Osasuna 1 – Real Zaragoza 1

El partido desigual

Los derbys hay que ganarlos, por puntos, por orgullo, por intensidad y sobre todo, porque es necesario para conseguir el objetivo y salir vivos de un campo tan complicado como es El Sadar.

Al margen de la polémica que se genera año tras año fuera del deporte por los ultras de ambos equipos el partido ante Osasuna siempre es complicado. La presión que existe sobre los jugadores y los aficionados hacen que siempre que se visita el campo de Pamplona sea dificil salir airosos de allí. Esta vez fue distinto. El Real Zaragoza hizo un partido muy bueno, una primera parte estupenda y una segunda parte con menos ritmo pero de intensidad parecida. Marcaron primero, un gran gol de Manu Lanzarote, una de las incorporaciones del mercado de invierno. Un golazo desde el lateral derecho que no se sabe muy bien si era un centro o iba directo, lo que sí se sabe es que de momento, en el minuto 41 hasta poco entrada la segunda parte del partido, valía los 3 puntos.

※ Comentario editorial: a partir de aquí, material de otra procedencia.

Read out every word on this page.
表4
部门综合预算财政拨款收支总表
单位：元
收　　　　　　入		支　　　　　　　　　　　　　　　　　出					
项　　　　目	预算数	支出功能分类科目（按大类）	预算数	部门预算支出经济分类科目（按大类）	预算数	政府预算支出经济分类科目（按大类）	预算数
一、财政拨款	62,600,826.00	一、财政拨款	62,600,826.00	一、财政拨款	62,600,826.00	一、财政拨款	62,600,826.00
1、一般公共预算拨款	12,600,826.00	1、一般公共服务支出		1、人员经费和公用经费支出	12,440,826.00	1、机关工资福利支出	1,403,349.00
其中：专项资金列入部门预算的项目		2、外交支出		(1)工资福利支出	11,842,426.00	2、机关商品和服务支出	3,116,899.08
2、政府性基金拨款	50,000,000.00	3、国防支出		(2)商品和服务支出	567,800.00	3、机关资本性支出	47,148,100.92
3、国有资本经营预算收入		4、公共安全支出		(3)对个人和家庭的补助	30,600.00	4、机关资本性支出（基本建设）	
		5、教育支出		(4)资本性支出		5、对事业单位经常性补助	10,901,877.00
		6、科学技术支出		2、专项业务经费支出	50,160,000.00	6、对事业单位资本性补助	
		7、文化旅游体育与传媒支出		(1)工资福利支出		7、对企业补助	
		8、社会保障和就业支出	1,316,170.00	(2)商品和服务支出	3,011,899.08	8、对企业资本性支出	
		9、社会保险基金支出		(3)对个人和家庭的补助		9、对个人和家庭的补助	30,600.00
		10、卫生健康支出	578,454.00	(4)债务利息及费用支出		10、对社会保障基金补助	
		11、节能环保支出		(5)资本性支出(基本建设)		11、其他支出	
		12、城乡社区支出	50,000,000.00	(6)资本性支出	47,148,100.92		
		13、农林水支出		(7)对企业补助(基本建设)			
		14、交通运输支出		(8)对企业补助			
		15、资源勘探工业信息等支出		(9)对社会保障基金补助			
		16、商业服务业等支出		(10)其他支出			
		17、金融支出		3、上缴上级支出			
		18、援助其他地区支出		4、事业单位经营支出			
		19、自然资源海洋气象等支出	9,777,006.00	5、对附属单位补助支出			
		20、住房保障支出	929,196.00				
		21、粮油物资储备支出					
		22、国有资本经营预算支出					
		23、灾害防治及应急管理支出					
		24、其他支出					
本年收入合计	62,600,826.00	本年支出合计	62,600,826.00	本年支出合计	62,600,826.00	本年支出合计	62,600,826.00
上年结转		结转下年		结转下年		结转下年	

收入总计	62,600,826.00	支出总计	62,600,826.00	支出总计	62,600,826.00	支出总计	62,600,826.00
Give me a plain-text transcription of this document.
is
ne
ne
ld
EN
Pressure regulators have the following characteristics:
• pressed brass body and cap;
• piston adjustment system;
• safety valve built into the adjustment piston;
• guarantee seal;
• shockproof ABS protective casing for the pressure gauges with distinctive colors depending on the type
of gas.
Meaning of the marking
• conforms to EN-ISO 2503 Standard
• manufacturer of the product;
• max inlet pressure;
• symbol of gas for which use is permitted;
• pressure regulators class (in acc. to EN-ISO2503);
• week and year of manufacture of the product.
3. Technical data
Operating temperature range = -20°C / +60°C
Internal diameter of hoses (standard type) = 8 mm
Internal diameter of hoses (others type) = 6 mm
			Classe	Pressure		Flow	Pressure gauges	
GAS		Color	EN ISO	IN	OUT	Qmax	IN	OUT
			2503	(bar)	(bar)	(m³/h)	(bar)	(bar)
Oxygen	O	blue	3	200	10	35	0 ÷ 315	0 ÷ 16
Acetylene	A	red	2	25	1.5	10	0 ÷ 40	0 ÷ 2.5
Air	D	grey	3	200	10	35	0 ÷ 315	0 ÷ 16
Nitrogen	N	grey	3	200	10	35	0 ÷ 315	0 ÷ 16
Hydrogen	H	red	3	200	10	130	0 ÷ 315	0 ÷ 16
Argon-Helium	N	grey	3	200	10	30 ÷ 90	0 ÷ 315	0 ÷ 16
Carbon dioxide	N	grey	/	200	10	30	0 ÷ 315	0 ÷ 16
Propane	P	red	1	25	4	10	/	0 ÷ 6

En la segunda parte, en una jugada de estrategia de corner, vino el gol del empate. Manu Herrera había salvado muchas muy claras, pero no es dios.

Osasuna jugó con 12, el árbitro siempre pitaba a favor. A Cabrera lo expulsó por 2 faltas que no eran, a Pedro le saca una amarilla por protestar una falta que le habían hecho y no saca amarilla a un osasunista cuando hizo el mismo gesto… Cuando vea la segunda falta que le pita a Cabrera espero que se dé vergüenza de su trabajo. Siempre nos toca bailar con un ábritro de estos, lo bueno es que el Zaragoza no se acorbardó viendo estos gestos y siguió luchando. Hace unas semanas por parte del Real Zaragoza no hubiesemos visto este partido, ahora podemos decir después de este punto que podemos seguir luchando porque a los nuestros nos les faltan ni ganas ni ambición. Algo muy positivo.

A pesar de que hubo más ocasiones por parte de los 2 equipos, bien claras, Manu Herrera salvó a los maños y la malan puntería al Osasuna. Partido intenso y luchado.